Hybrid architectures distribute commitment. LFM's liquid layers process context between attention checkpoints — commitment is smeared across the 6 available layers rather than spiking at one.
SWA prevents early sinking. Gemma-4's sliding window layers can't always reach position 0, resulting in higher entropy and later commitment compared to standard transformers of similar depth.
Phi-3 needs full depth for science. Science facts process through all 32 layers in Phi-3 before attention commits — the deepest commitment of any model/category pair in this dataset.
Historical facts are the hardest to corrupt. Every model shows peak JS-divergence on
historical_year— these associations are most robustly encoded and most disrupted by wrong suffixes.
Code
All code is in geographdb-experiments:
extract_tensors.cpp— llama.cpp tensor callback, captureskq_soft_max-{layer}to binarysrc/bin/xray_llama.rs— Rust: entropy, sink, JS-divergence analysis;comparesubcommandscripts/run_xray_variants.sh— runs neutral + wrong variants, calls comparescripts/xray_article_plots.py— generates figures
Build:
g++ -std=c++17 -O2 extract_tensors.cpp -I include -I ggml/include \
-L /usr/lib -lllama -lggml-base -lggml -o extract_xray
cargo build --bin xray_llama
./extract_xray model.gguf "The capital of France is" /tmp/xray_dump
cargo run --bin xray_llama -- /tmp/xray_dump
cargo run --bin xray_llama -- compare /tmp/neutral /tmp/wrong --id france_capital
Data: 6 models × 40 prompts × 2 variants = 480 inference runs. All on CPU+GPU hybrid (ROCm/AMD RX 7900 XT). Attention weights are GPU/CPU bit-identical — verified at 0.000% relative error.
What's Next
This analysis has two known limitations worth addressing directly.

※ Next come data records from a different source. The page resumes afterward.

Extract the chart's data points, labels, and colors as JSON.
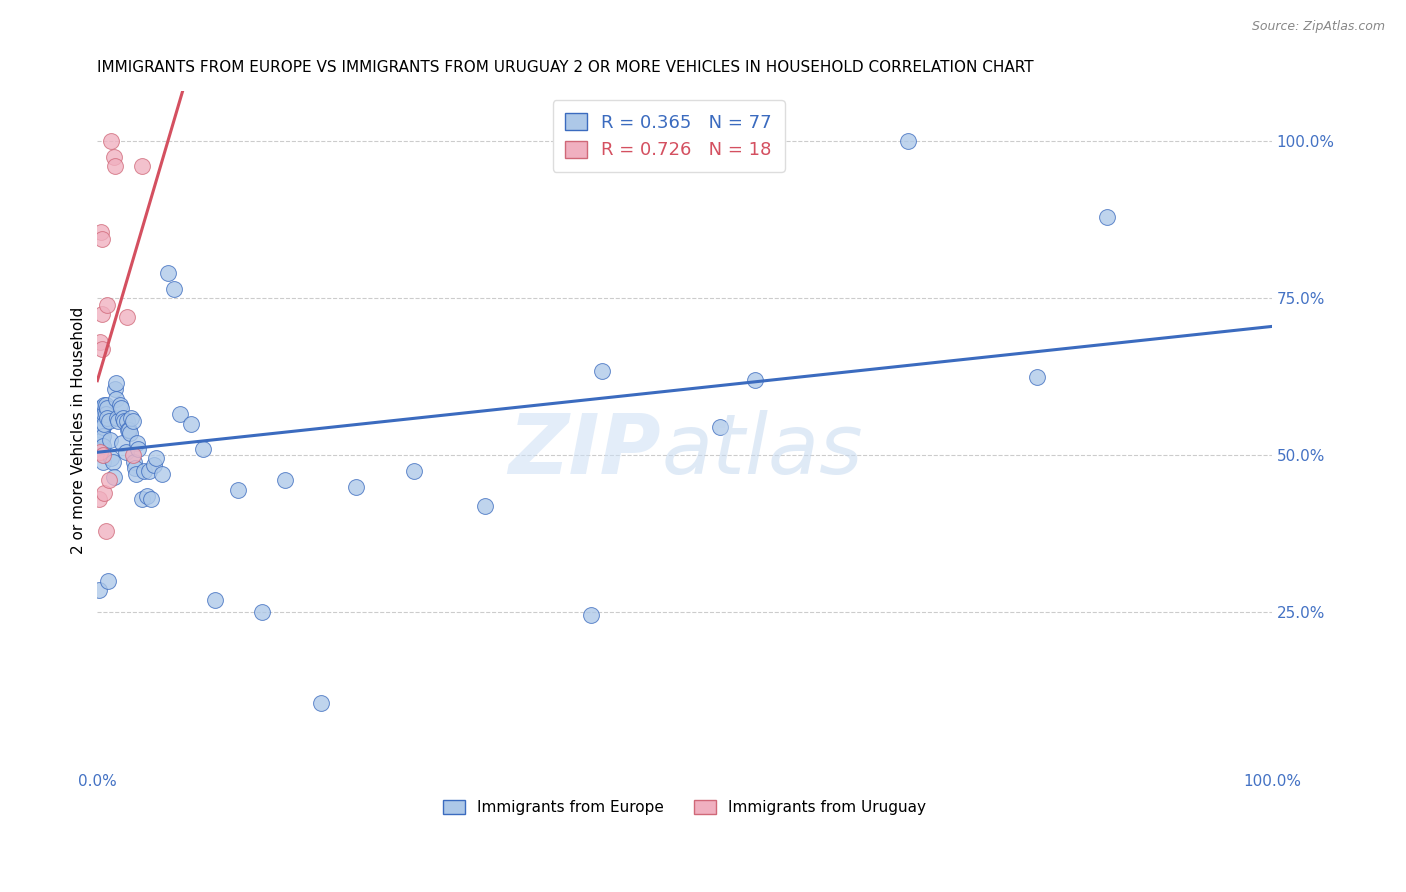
{
  "title": "IMMIGRANTS FROM EUROPE VS IMMIGRANTS FROM URUGUAY 2 OR MORE VEHICLES IN HOUSEHOLD CORRELATION CHART",
  "source": "Source: ZipAtlas.com",
  "ylabel": "2 or more Vehicles in Household",
  "legend_label1": "Immigrants from Europe",
  "legend_label2": "Immigrants from Uruguay",
  "R_europe": 0.365,
  "N_europe": 77,
  "R_uruguay": 0.726,
  "N_uruguay": 18,
  "color_europe": "#adc8e8",
  "color_uruguay": "#f0b0c0",
  "line_color_europe": "#3b6bbf",
  "line_color_uruguay": "#d45060",
  "ytick_labels": [
    "100.0%",
    "75.0%",
    "50.0%",
    "25.0%"
  ],
  "ytick_vals": [
    1.0,
    0.75,
    0.5,
    0.25
  ],
  "europe_x": [
    0.001,
    0.002,
    0.003,
    0.003,
    0.004,
    0.004,
    0.004,
    0.005,
    0.005,
    0.005,
    0.005,
    0.005,
    0.005,
    0.005,
    0.006,
    0.006,
    0.006,
    0.007,
    0.007,
    0.008,
    0.008,
    0.009,
    0.01,
    0.011,
    0.012,
    0.013,
    0.014,
    0.015,
    0.016,
    0.016,
    0.017,
    0.018,
    0.019,
    0.02,
    0.021,
    0.022,
    0.023,
    0.024,
    0.025,
    0.026,
    0.027,
    0.028,
    0.029,
    0.03,
    0.031,
    0.032,
    0.033,
    0.034,
    0.035,
    0.038,
    0.04,
    0.042,
    0.044,
    0.046,
    0.048,
    0.05,
    0.055,
    0.06,
    0.065,
    0.07,
    0.08,
    0.09,
    0.1,
    0.12,
    0.14,
    0.16,
    0.19,
    0.22,
    0.27,
    0.33,
    0.42,
    0.43,
    0.53,
    0.56,
    0.69,
    0.8,
    0.86
  ],
  "europe_y": [
    0.285,
    0.575,
    0.555,
    0.54,
    0.54,
    0.525,
    0.51,
    0.575,
    0.56,
    0.545,
    0.53,
    0.515,
    0.5,
    0.49,
    0.58,
    0.565,
    0.55,
    0.58,
    0.565,
    0.575,
    0.56,
    0.3,
    0.555,
    0.525,
    0.495,
    0.49,
    0.465,
    0.605,
    0.615,
    0.59,
    0.56,
    0.555,
    0.58,
    0.575,
    0.52,
    0.56,
    0.555,
    0.505,
    0.555,
    0.54,
    0.54,
    0.535,
    0.56,
    0.555,
    0.49,
    0.48,
    0.47,
    0.52,
    0.51,
    0.43,
    0.475,
    0.435,
    0.475,
    0.43,
    0.485,
    0.495,
    0.47,
    0.79,
    0.765,
    0.565,
    0.55,
    0.51,
    0.27,
    0.445,
    0.25,
    0.46,
    0.105,
    0.45,
    0.475,
    0.42,
    0.245,
    0.635,
    0.545,
    0.62,
    1.0,
    0.625,
    0.88
  ],
  "uruguay_x": [
    0.001,
    0.002,
    0.002,
    0.003,
    0.004,
    0.004,
    0.004,
    0.005,
    0.006,
    0.007,
    0.008,
    0.01,
    0.012,
    0.014,
    0.015,
    0.025,
    0.03,
    0.038
  ],
  "uruguay_y": [
    0.43,
    0.505,
    0.68,
    0.855,
    0.725,
    0.845,
    0.67,
    0.5,
    0.44,
    0.38,
    0.74,
    0.46,
    1.0,
    0.975,
    0.96,
    0.72,
    0.5,
    0.96
  ],
  "xlim": [
    0.0,
    1.0
  ],
  "ylim": [
    0.0,
    1.08
  ],
  "figsize": [
    14.06,
    8.92
  ],
  "dpi": 100
}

40 prompts is statistically thin. Per-category that's 4–8 prompts — enough to show a signal, not enough to claim a stable distribution. Some findings (Phi-3 science_fact at layer 31, LFM commitment spread) rest on small samples. The next run will scale to 500–1000 prompts per category using automatically generated factual completions from Wikidata and common benchmarks (TriviaQA, NaturalQuestions), giving enough data to report confidence intervals on commitment depth.
Categories are hand-crafted. Six categories designed by hand don't cover the full space of factual knowledge types. The interesting distinction — pattern-matching facts (capitals, symbols) vs compositional facts (historical causality, scientific relationships) — is real but not cleanly separated in the current dataset. Next step: use an LLM to auto-generate prompts stratified by reasoning depth (single-hop vs multi-hop retrieval), then verify the commitment depth split holds.
Both improvements are buildable on the same infrastructure. The xray_prompt_pairs_v1.jsonl format and the run_xray_variants.sh pipeline are designed to scale — swapping in a larger prompt file requires no code changes.